Improvements and notes from the community
In my opinion, the best feature of Kaggle competitions is the collaborative learning experience. Here are some of the effective techniques that have been used by other teams.
-
- Augmenting the train/test dataset with translation
Using translations is an interesting method of augmenting the dataset, and it has worked wonderfully without information leaking. The technique is quite simple: translate sentences to few nearby languages, and then translate them back to English. When you think about it, this makes sense since it can help reduce overfitting by adding more data with variations in the sentence structure. More details can be found from this kernel.
-
- Adding more embeddings
It seems much of the complexity in this case comes from the embedding layer; and using more embeddings helps more than using different structures. So using all variations of GloVe, Word2vec, LexVec and fastText (e.g., Crawl, Twitter, Wikipedia) can help by averaging resulting predictions. More on various pre-trained embeddings can be found from here and here.
-
- Byte-pair encoding (BPE)
Usually in any text processing work there is a large number of out of vocabulary words. In other words, these are the words that are not found in the embeddings. The standard way of handling such words is to use a token such as <unk> and moving on. Byte-pair-encoding has shown better results handling these kind of words by breaking the word into subwords — similar to phoneme in speech recognition — and using embeddings of these subwords to arrive at the full word. More on this can be found from here.
-
- Capsule networks
Few teams had tried Geoffrey Hinton’s Capsule Networks, and they have reported to be overfitting. Anyway, it’s something worth trying out.
Useful resources:
- Andre Ng’s Coursera Sequence models course – https://www.coursera.org/learn/nlp-sequence-models/. This is a cool course with lots of real world cases as project assignments, ranging from text generation, translations to trigger word detection. I’d recommend it to anyone interested in sequence models, having completed it myself.

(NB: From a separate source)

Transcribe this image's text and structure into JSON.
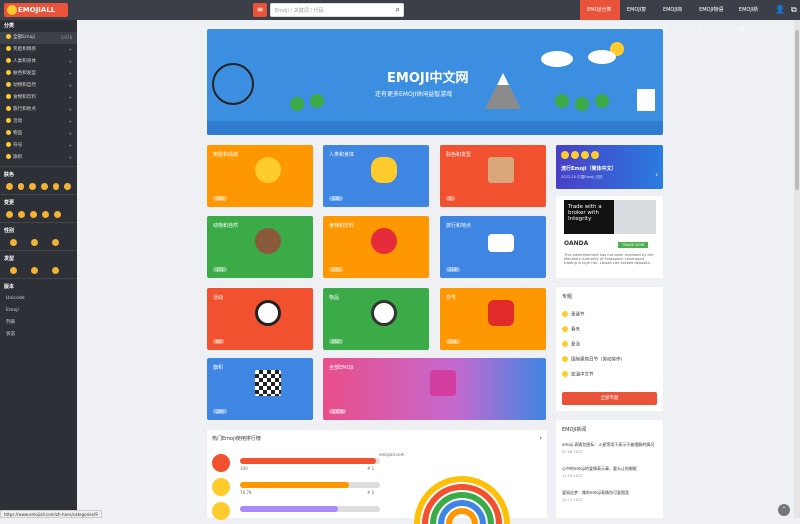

- Word embedding trends – http://ruder.io/word-embeddings-2017/index.html
- 1st place solution – https://www.kaggle.com/c/jigsaw-toxic-comment-classification-challenge/discussion/52557
- Google Colab for free GPU processing – https://colab.research.google.com/
Hello, I was looking at the AUC score obtained by the leaders in this competition and I saw a score of 0.9885 by the leader. This means that the classifier has done a very good job in classifying the classes. Of course the architecture used must be very good. But does this good score also indicate that the data set used was an easier one. Otherwise the classifier seems to have achieved human level performance. And e know that computers are not yet good at detecting toxic comments. I am quite new to this field so kindly explain. I would also want to know if there is further scope for improvement as 0.9885 already seems to be a very good score. Thank you.
Hi Arup,
Your question is interesting.
This dataset was relatively small, but not really an easy one. It had multi lingual comments, comments that are toxic but without common toxic words .etc. So a score of 0.9885 is indeed a high achievement. A human would probably be able to achieve a near perfect score in this task, so in that sense the ML process would still fall behind. Even if it matches the human performance, we shouldn’t be surprised as in quite a few areas ML has achieved human level accuracy – https://www.scientificamerican.com/article/deep-learning-networks-rival-human-vision1/. What machines are bad at is general artificial intelligence which humans are very good at. So in essence, this shows machines are getting better at identifying toxic comments imo.